During the 1946 season, the Mexican League, then an insurgent circuit outside the control of "organized baseball", raided Major League teams — notably the Cardinals, Giants and Brooklyn Dodgers — for playing talent, signing Max Lanier, Lou Klein and Fred Martin away from the Cardinals alone. Commissioner of Baseball Happy Chandler responded by banning the "jumping" players for five years, and ruling that any player who competed with or against the jumpers, and any team that employed those banned players, would also lose their professional baseball eligibility.

However, the 1946–47 Cuban Winter League, including González' Habana club, hired some of the banned players in defiance of Chandler's edict, and González resigned from the champion Cardinals' coaching staff to protest the ban. He was simultaneously ruled ineligible from working in U.S. professional baseball. Chandler's ruling was sharply criticized by the Cuban media — while Martin was a star pitcher for Habana in 1946–47. Although Cuban winter league and U.S. baseball officials eventually reached a compromise, and the jumping players were reinstated in 1949, González never returned to the Cardinals or the U.S. Major or minor leagues.

González made a brief fictional appearance in Ernest Hemingway's The Old Man and the Sea, when Hemingway writes "Who is the greatest manager, really, Luque or Mike González?."

González retired as Habana's League manager after the 1952–53 season and in retirement remained in his native country.
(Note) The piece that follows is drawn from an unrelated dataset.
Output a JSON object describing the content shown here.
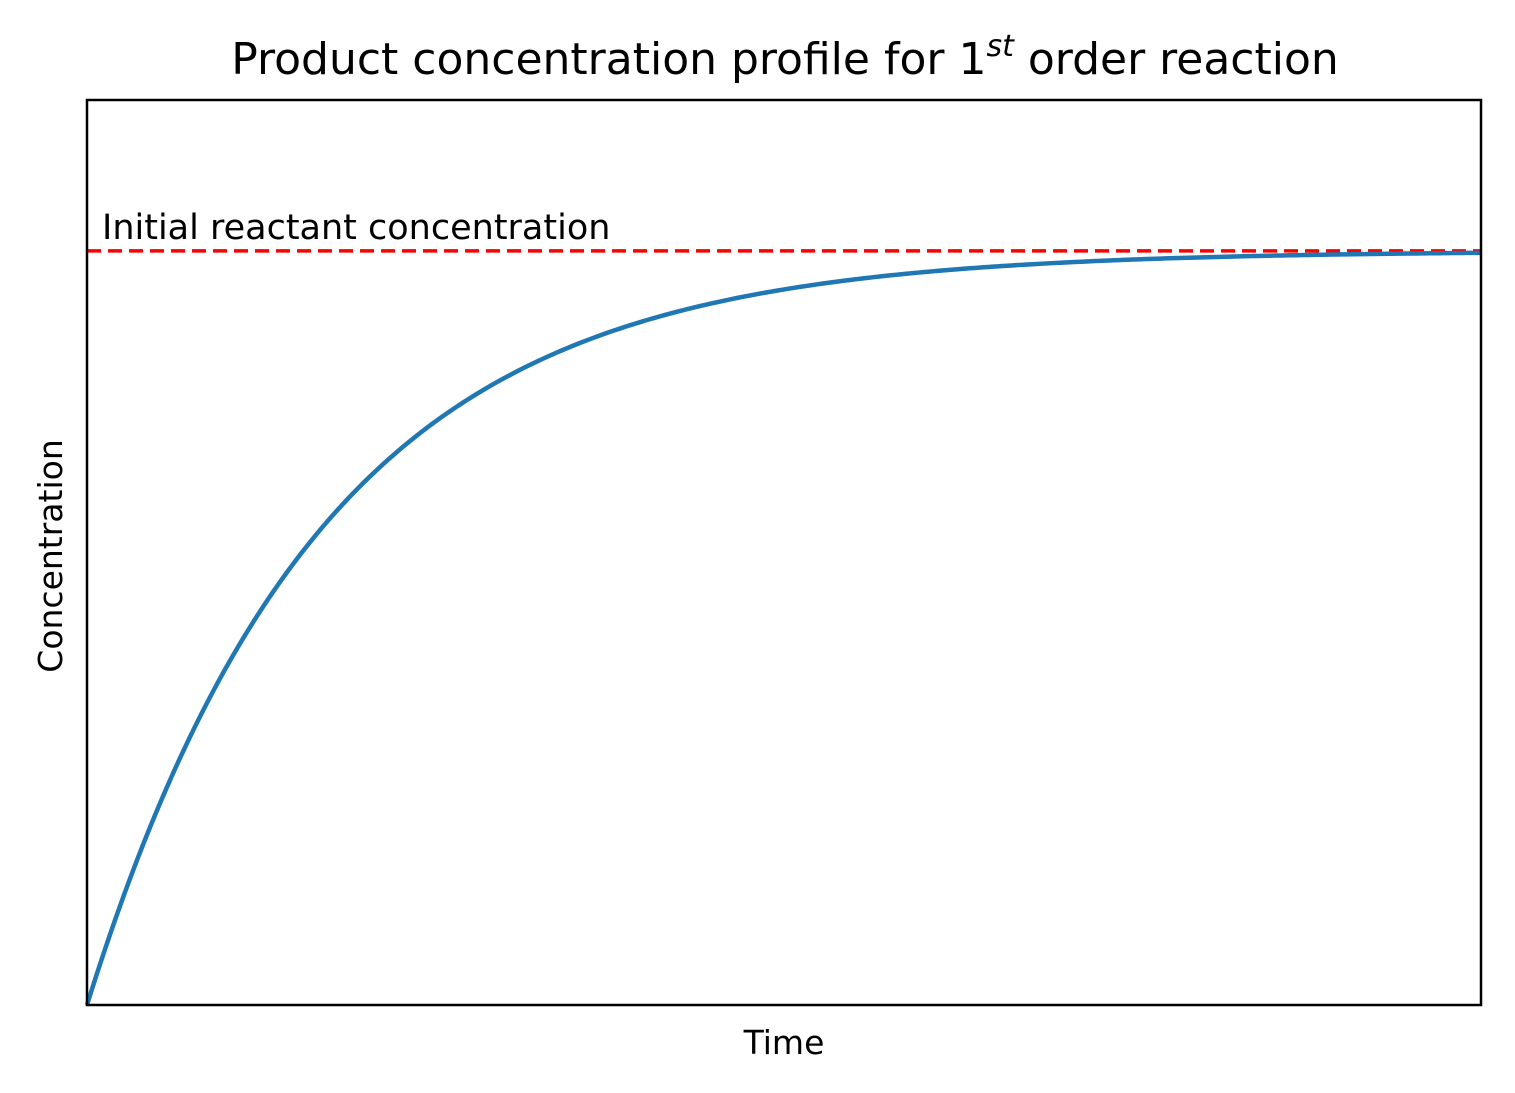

After the Cuban Revolution brought Fidel Castro to power in 1959, and the ensuing chill in relations between Cuba and the U.S., González was cut off from his old friends and associates in American baseball. He was severely affected by the loss of income after professional baseball was abolished in Cuba in 1961, which forced the dissolution of the Habana Reds. However, he chose to remain in the country, and even made a public appearance at the unveiling of Havana's renovated Gran Stadium (renamed the Estadio Latinoamericano) at the opening of the 1971 Amateur World Series.

He died in Havana at age 86 in 1977.